GMOs can be tools to slow the impacts of climate change, Merkely said, and it has to do with the agricultural footprint necessary to maintain food production and feed an increasing human population despite the effects of a warming climate.
GMOs, for example, could be engineered to be more resilient in the face of pests and pathogens that are spreading fast or becoming more virulent themselves because of increasing global temperatures, changing weather patterns and other ecological conditions.
Biotech tools also can target and help reduce the need to use synthetic nitrogen fertilizers (made from natural gas, which includes the greenhouse gas of methane) and petroleum-based products, Merkley said. On the latter, this can involve creating crops that require less tending with agricultural machinery that burns gas and emits carbon.
Merkley is a co-founder of the Vegan GMO campaign, which aims to establish a 1,000-member-strong, pro-science vegan activist group by 2017.
Vegan GMO and its founders want “to disrupt the anti-biotech echo chamber that dominates the vegan community,” he said.
To that end, the group wants to do outreach that includes tabling or having another presence at events, talking to people about GMOs and their fears, including sharing information from science to help allay those fears.

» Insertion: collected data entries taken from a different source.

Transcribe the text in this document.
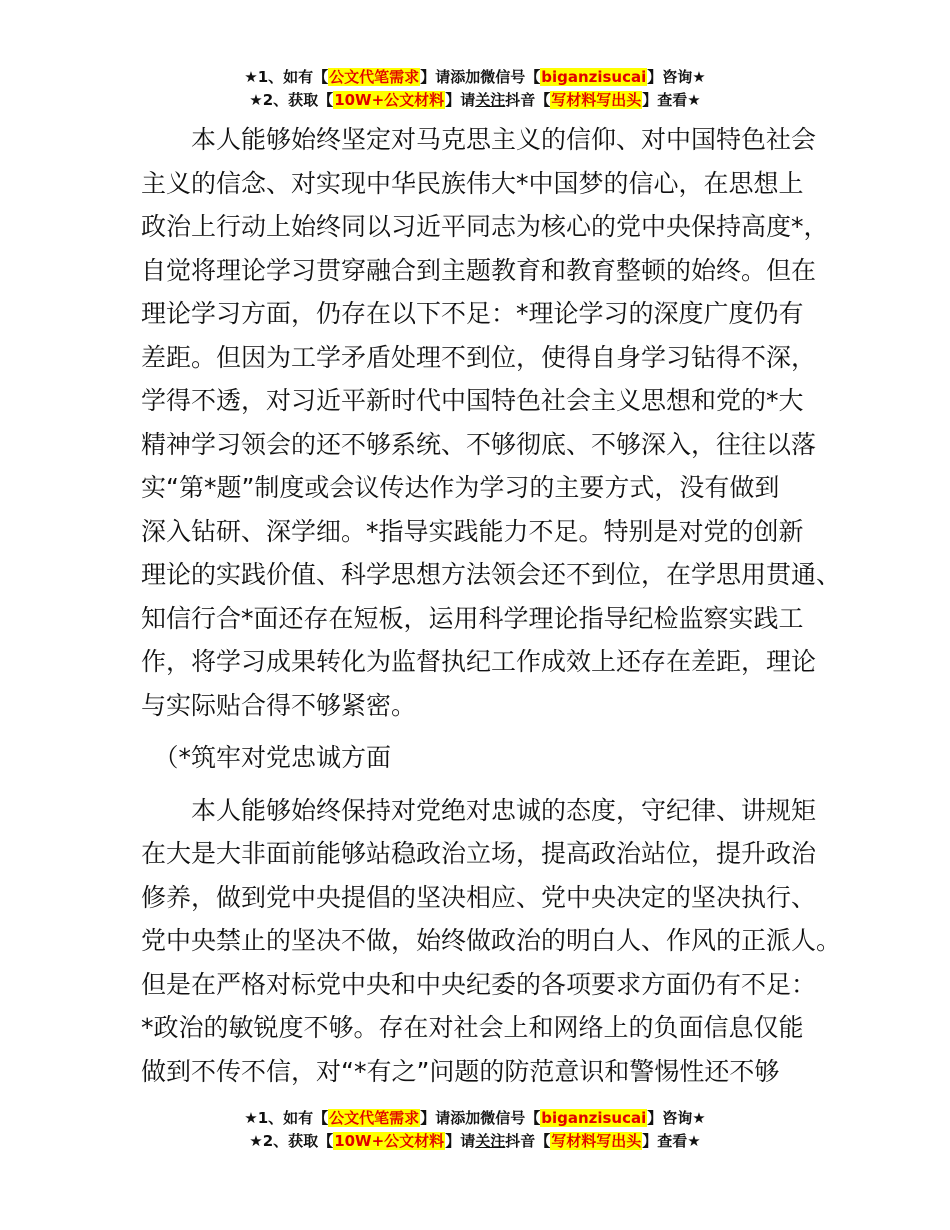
★1、如有【公文代笔需求】请添加微信号【biganzisucai】咨询★
★2、获取【10W+公文材料】请关注抖音【写材料写出头】查看★

　　本人能够始终坚定对马克思主义的信仰、对中国特色社会

主义的信念、对实现中华民族伟大*中国梦的信心，在思想上

政治上行动上始终同以习近平同志为核心的党中央保持高度*，

自觉将理论学习贯穿融合到主题教育和教育整顿的始终。但在

理论学习方面，仍存在以下不足：*理论学习的深度广度仍有

差距。但因为工学矛盾处理不到位，使得自身学习钻得不深，

学得不透，对习近平新时代中国特色社会主义思想和党的*大

精神学习领会的还不够系统、不够彻底、不够深入，往往以落

实“第*题”制度或会议传达作为学习的主要方式，没有做到

深入钻研、深学细。*指导实践能力不足。特别是对党的创新

理论的实践价值、科学思想方法领会还不到位，在学思用贯通、

知信行合*面还存在短板，运用科学理论指导纪检监察实践工

作，将学习成果转化为监督执纪工作成效上还存在差距，理论

与实际贴合得不够紧密。

　（*筑牢对党忠诚方面

　　本人能够始终保持对党绝对忠诚的态度，守纪律、讲规矩

在大是大非面前能够站稳政治立场，提高政治站位，提升政治

修养，做到党中央提倡的坚决相应、党中央决定的坚决执行、

党中央禁止的坚决不做，始终做政治的明白人、作风的正派人。

但是在严格对标党中央和中央纪委的各项要求方面仍有不足：

*政治的敏锐度不够。存在对社会上和网络上的负面信息仅能

做到不传不信，对“*有之”问题的防范意识和警惕性还不够

★1、如有【公文代笔需求】请添加微信号【biganzisucai】咨询★
★2、获取【10W+公文材料】请关注抖音【写材料写出头】查看★
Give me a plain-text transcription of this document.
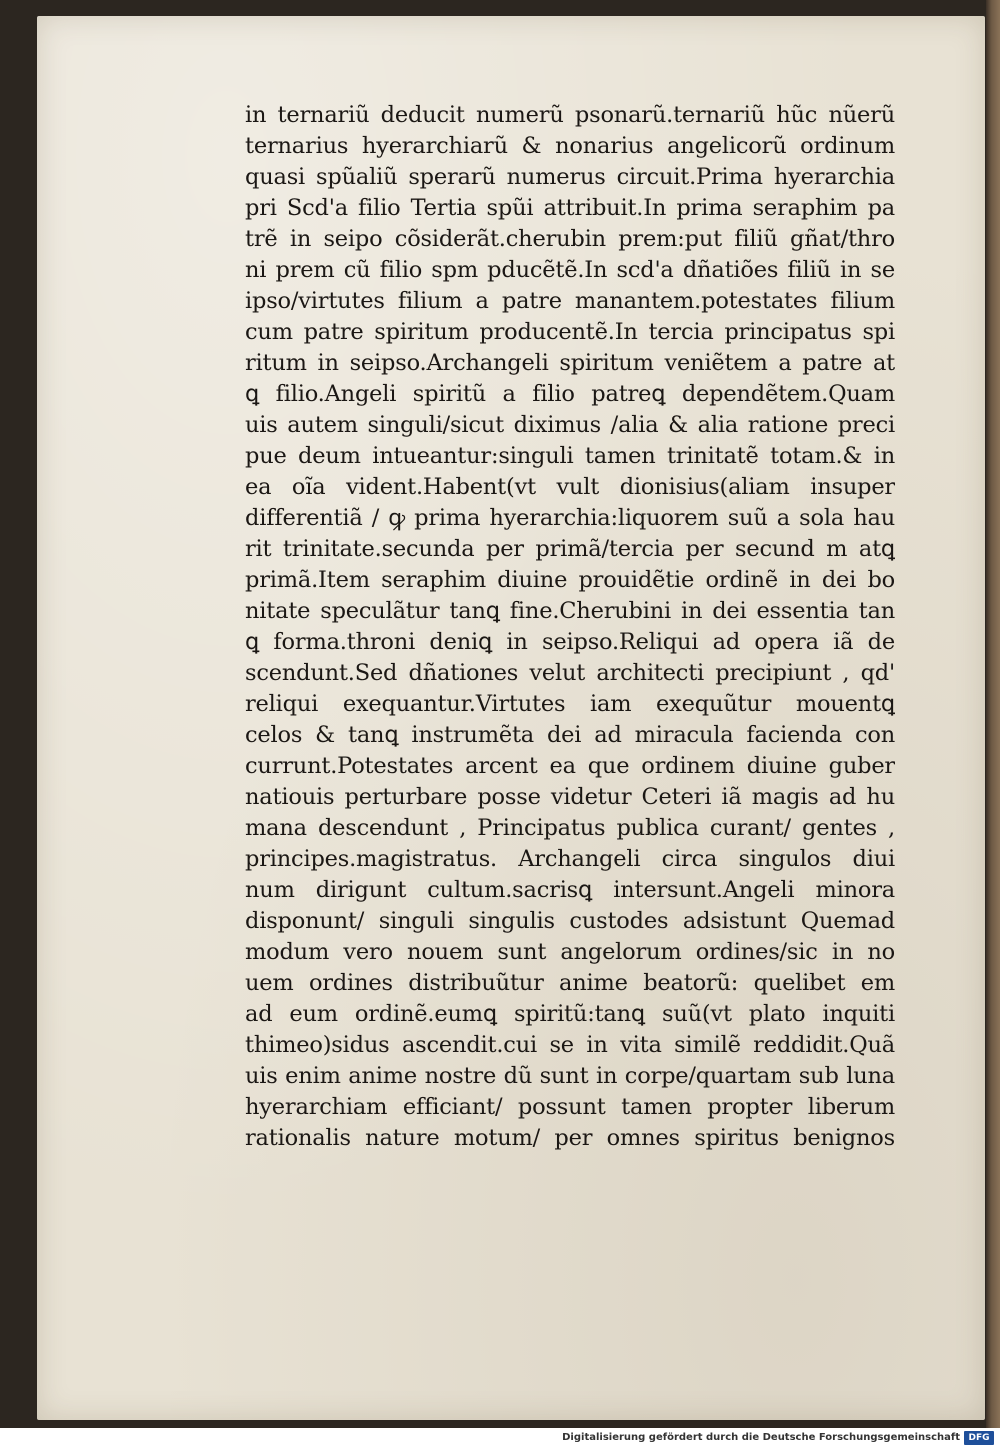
in ternariũ deducit numerũ psonarũ.ternariũ hũc nũerũ
ternarius hyerarchiarũ & nonarius angelicorũ ordinum
quasi spũaliũ sperarũ numerus circuit.Prima hyerarchia
pri Scd'a filio Tertia spũi attribuit.In prima seraphim pa
trẽ in seipo cõsiderãt.cherubin prem:put filiũ gñat/thro
ni prem cũ filio spm pducẽtẽ.In scd'a dñatiões filiũ in se
ipso/virtutes filium a patre manantem.potestates filium
cum patre spiritum producentẽ.In tercia principatus spi
ritum in seipso.Archangeli spiritum veniẽtem a patre at
ꝗ filio.Angeli spiritũ a filio patreꝗ dependẽtem.Quam
uis autem singuli/sicut diximus /alia & alia ratione preci
pue deum intueantur:singuli tamen trinitatẽ totam.& in
ea oĩa vident.Habent(vt vult dionisius(aliam insuper
differentiã / ꝙ prima hyerarchia:liquorem suũ a sola hau
rit trinitate.secunda per primã/tercia per secund m atꝗ
primã.Item seraphim diuine prouidẽtie ordinẽ in dei bo
nitate speculãtur tanꝗ fine.Cherubini in dei essentia tan
ꝗ forma.throni deniꝗ in seipso.Reliqui ad opera iã de
scendunt.Sed dñationes velut architecti precipiunt , qd'
reliqui exequantur.Virtutes iam exequũtur mouentꝗ
celos & tanꝗ instrumẽta dei ad miracula facienda con
currunt.Potestates arcent ea que ordinem diuine guber
natiouis perturbare posse videtur Ceteri iã magis ad hu
mana descendunt , Principatus publica curant/ gentes ,
principes.magistratus. Archangeli circa singulos diui
num dirigunt cultum.sacrisꝗ intersunt.Angeli minora
disponunt/ singuli singulis custodes adsistunt Quemad
modum vero nouem sunt angelorum ordines/sic in no
uem ordines distribuũtur anime beatorũ: quelibet em
ad eum ordinẽ.eumꝗ spiritũ:tanꝗ suũ(vt plato inquiti
thimeo)sidus ascendit.cui se in vita similẽ reddidit.Quã
uis enim anime nostre dũ sunt in corpe/quartam sub luna
hyerarchiam efficiant/ possunt tamen propter liberum
rationalis nature motum/ per omnes spiritus benignos
Digitalisierung gefördert durch die Deutsche Forschungsgemeinschaft DFG
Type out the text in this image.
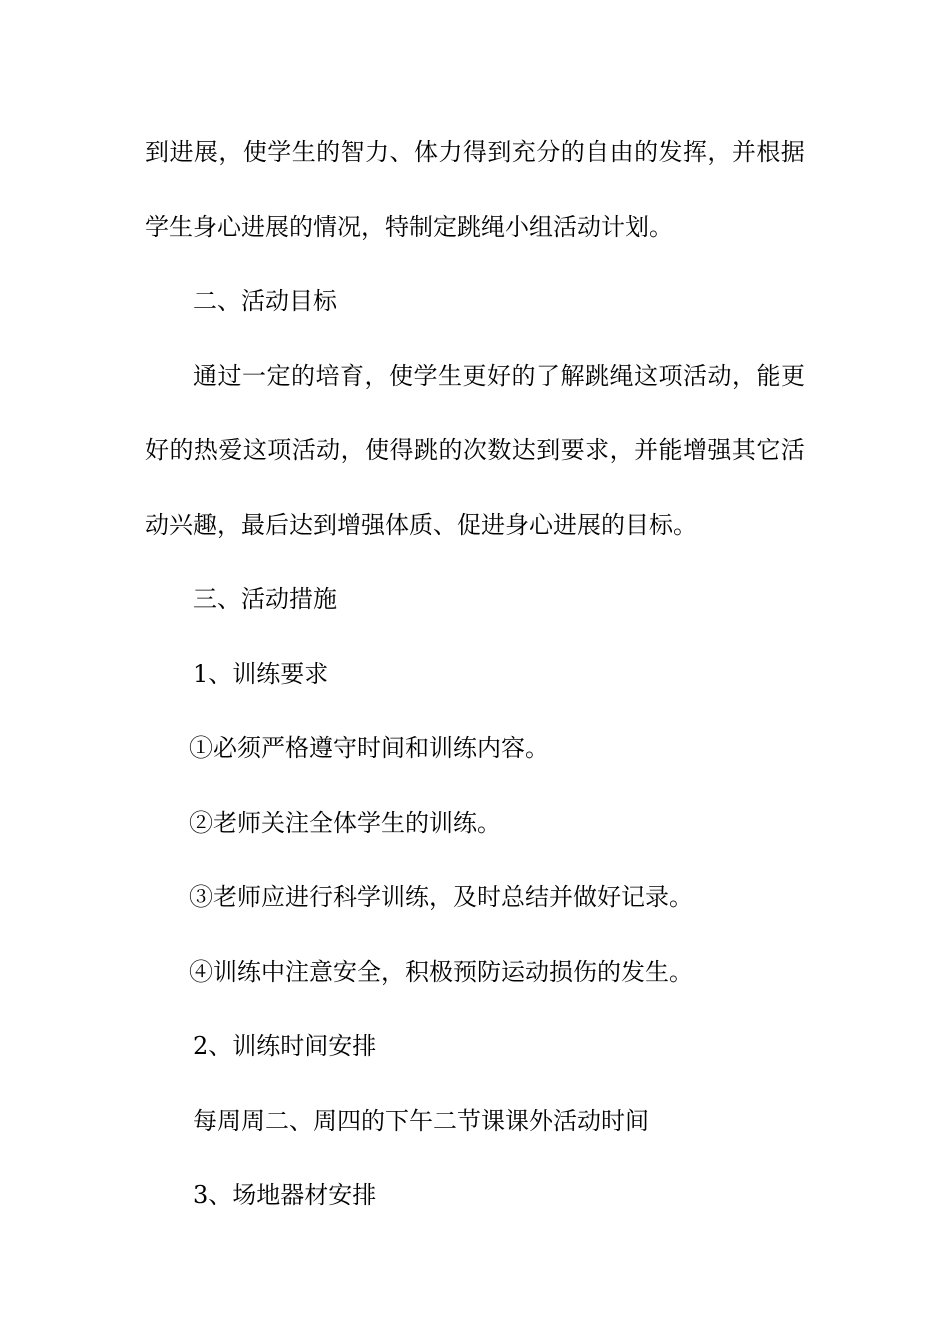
到 进 展 ， 使 学 生 的 智 力 、 体 力 得 到 充 分 的 自 由 的 发 挥 ， 并 根 据
学生身心进展的情况，特制定跳绳小组活动计划。
二、活动目标
通 过 一 定 的 培 育 ， 使 学 生 更 好 的 了 解 跳 绳 这 项 活 动 ， 能 更
好 的 热 爱 这 项 活 动 ， 使 得 跳 的 次 数 达 到 要 求 ， 并 能 增 强 其 它 活
动兴趣，最后达到增强体质、促进身心进展的目标。
三、活动措施
1、训练要求
①必须严格遵守时间和训练内容。
②老师关注全体学生的训练。
③老师应进行科学训练，及时总结并做好记录。
④训练中注意安全，积极预防运动损伤的发生。
2、训练时间安排
每周周二、周四的下午二节课课外活动时间
3、场地器材安排
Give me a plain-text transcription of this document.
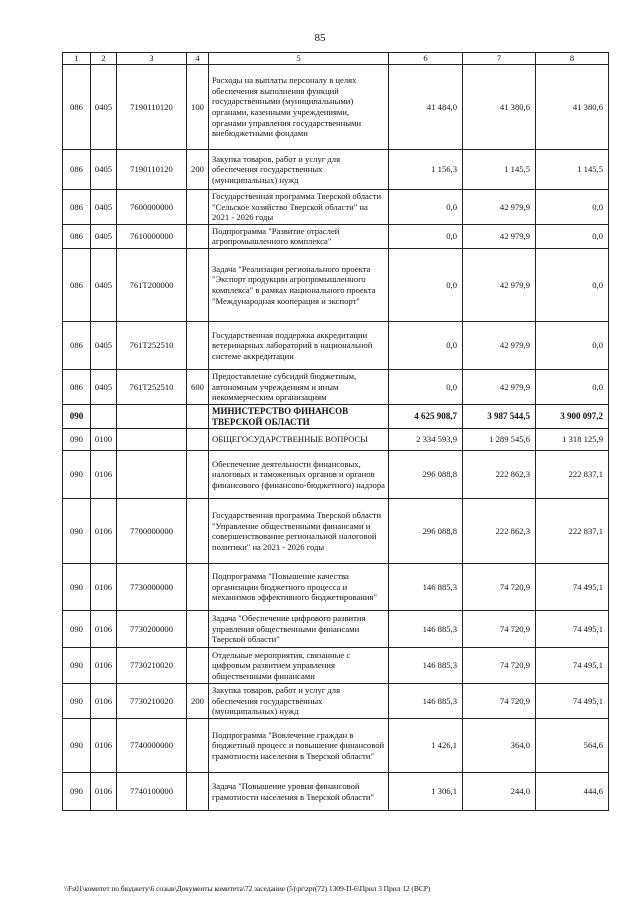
85
1	2	3	4	5	6	7	8
086	0405	7190110120	100	Расходы на выплаты персоналу в целях обеспечения выполнения функций государственными (муниципальными) органами, казенными учреждениями, органами управления государственными внебюджетными фондами	41 484,0	41 380,6	41 380,6
086	0405	7190110120	200	Закупка товаров, работ и услуг для обеспечения государственных (муниципальных) нужд	1 156,3	1 145,5	1 145,5
086	0405	7600000000		Государственная программа Тверской области "Сельское хозяйство Тверской области" на 2021 - 2026 годы	0,0	42 979,9	0,0
086	0405	7610000000		Подпрограмма "Развитие отраслей агропромышленного комплекса"	0,0	42 979,9	0,0
086	0405	761T200000		Задача "Реализация регионального проекта "Экспорт продукции агропромышленного комплекса" в рамках национального проекта "Международная кооперация и экспорт"	0,0	42 979,9	0,0
086	0405	761T252510		Государственная поддержка аккредитации ветеринарных лабораторий в национальной системе аккредитации	0,0	42 979,9	0,0
086	0405	761T252510	600	Предоставление субсидий бюджетным, автономным учреждениям и иным некоммерческим организациям	0,0	42 979,9	0,0
090				МИНИСТЕРСТВО ФИНАНСОВ ТВЕРСКОЙ ОБЛАСТИ	4 625 908,7	3 987 544,5	3 900 097,2
090	0100			ОБЩЕГОСУДАРСТВЕННЫЕ ВОПРОСЫ	2 334 593,9	1 289 545,6	1 318 125,9
090	0106			Обеспечение деятельности финансовых, налоговых и таможенных органов и органов финансового (финансово-бюджетного) надзора	296 088,8	222 862,3	222 837,1
090	0106	7700000000		Государственная программа Тверской области "Управление общественными финансами и совершенствование региональной налоговой политики" на 2021 - 2026 годы	296 088,8	222 862,3	222 837,1
090	0106	7730000000		Подпрограмма "Повышение качества организации бюджетного процесса и механизмов эффективного бюджетирования"	146 885,3	74 720,9	74 495,1
090	0106	7730200000		Задача "Обеспечение цифрового развития управления общественными финансами Тверской области"	146 885,3	74 720,9	74 495,1
090	0106	7730210020		Отдельные мероприятия, связанные с цифровым развитием управления общественными финансами	146 885,3	74 720,9	74 495,1
090	0106	7730210020	200	Закупка товаров, работ и услуг для обеспечения государственных (муниципальных) нужд	146 885,3	74 720,9	74 495,1
090	0106	7740000000		Подпрограмма "Вовлечение граждан в бюджетный процесс и повышение финансовой грамотности населения в Тверской области"	1 426,1	364,0	564,6
090	0106	7740100000		Задача "Повышение уровня финансовой грамотности населения в Тверской области"	1 306,1	244,0	444,6
\\Fs01\комитет по бюджету\6 созыв\Документы комитета\72 заседание (5)\pr\zpr(72) 1309-П-6\Прил 3 Прил 12 (ВСР)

Finally, Merkley took audience questions, which included queries on how to get people to better evaluate information based on the merits of evidence and not preconceived notions.
Speaking more generally about how to communicate scientific topics, Merkley said that appealing to emotion can help you reach people. Framing GMOs and biotech information in a social justice context is one way to appeal to common interests and emotions when doing advocacy.
Another audience question pertained to what standard should be used in evaluating and talking about the safety of biotechnologies.
Many people adhere to a version of the precautionary principle in their daily lives, which involves preventative actions when faced with uncertainty and putting the burden of proof for safety on those advocating for a product or activity.
Science, as with all endeavors in life, comes with degrees of uncertainty and error. Scientists attempt to design research to minimize these issues, perform statistical tests to measure the level of uncertainty or error in their work, and are transparent in reporting the degree of uncertainty or error present (e.g. p values). In a well-designed study with a chance of error or uncertainty well below 5 percent, confidence in a result being true and accurate can be high. In other words, if a study like that (or better, that study plus several others with similar confidence in similar results) demonstrates something is safe, you can feel secure in accepting it as evidence of safety.
However, where most people live — which is in a land not knee deep in the minutiae of scientific methods, research design and statistical analysis — 5 percent or less doesn’t necessarily translate to confidence but rather to “room for doubt.”
And so when communicating to mixed audiences that include individuals who lack an understanding of science and how it deals with uncertainty, anything short of 0 percent uncertainty might not convince them to accept something as safe.
As Merkley said in his answer to the audience question, you might never find a standard to satisfy everyone.